As he neared his 50s, Anthony Andrews realized that living inside his own head felt different than it used to. The signs were subtle at first. “My wife started noticing that I wasn’t getting through things,” Andrews says. Every so often, he’d experience what he calls “cognitive voids,” where he’d get dizzy and blank out for a few seconds.
Over time, Andrews’s issues became more pronounced. It wasn’t just that he would lose track of things, as if a thought bubble over his head had popped. A dense calm had descended on him like a weighted blanket. “I felt like I was walking through the swamp,” says Andrews, now 54. He had to play internet chess each morning to penetrate the mental murk.
With his wife, Mona, by his side, Andrews went to doctor after doctor, racking up psychiatric diagnoses. One told him he had ADHD. Another thought he was depressed, and another said he had bipolar disorder. But the drugs and therapies they prescribed didn’t seem to help. “After a month,” Andrews recalls of these treatments, “I knew it’s not for me.”
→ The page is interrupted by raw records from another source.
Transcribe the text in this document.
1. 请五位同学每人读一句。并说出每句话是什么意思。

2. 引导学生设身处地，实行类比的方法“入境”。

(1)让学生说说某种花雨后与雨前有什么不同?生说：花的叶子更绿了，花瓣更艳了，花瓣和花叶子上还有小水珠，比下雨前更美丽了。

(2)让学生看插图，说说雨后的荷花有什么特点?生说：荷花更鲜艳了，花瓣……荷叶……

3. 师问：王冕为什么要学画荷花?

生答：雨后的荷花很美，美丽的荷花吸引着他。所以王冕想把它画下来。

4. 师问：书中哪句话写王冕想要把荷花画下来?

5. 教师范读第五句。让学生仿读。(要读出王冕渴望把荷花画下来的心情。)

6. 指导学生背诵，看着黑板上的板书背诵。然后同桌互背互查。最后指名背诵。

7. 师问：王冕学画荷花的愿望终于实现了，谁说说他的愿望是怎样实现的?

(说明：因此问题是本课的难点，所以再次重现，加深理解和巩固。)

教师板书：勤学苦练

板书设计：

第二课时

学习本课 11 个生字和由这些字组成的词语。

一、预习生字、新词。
After a few rounds of diagnostic hopscotch, Mona found David Merrill, a psychiatrist and brain researcher at the University of California at Los Angeles. Other doctors had diagnosed Andrews based mostly on his symptoms, but Merrill proposed a new approach: using computer software called Neuroreader to measure the volume of Andrews’s brain. The results were a shock: Based on small volume changes, along with Andrews’s history and cognitive tests, Merrill told Andrews that he likely had chronic traumatic encephalopathy (CTE), a neurodegenerative disorder caused by repeated head impacts. Andrews was stunned. CTE? Like Dave Duerson, Junior Seau, and all those other NFL guys? Sure, he’d played football as a kid, but he’d mostly stopped after high school.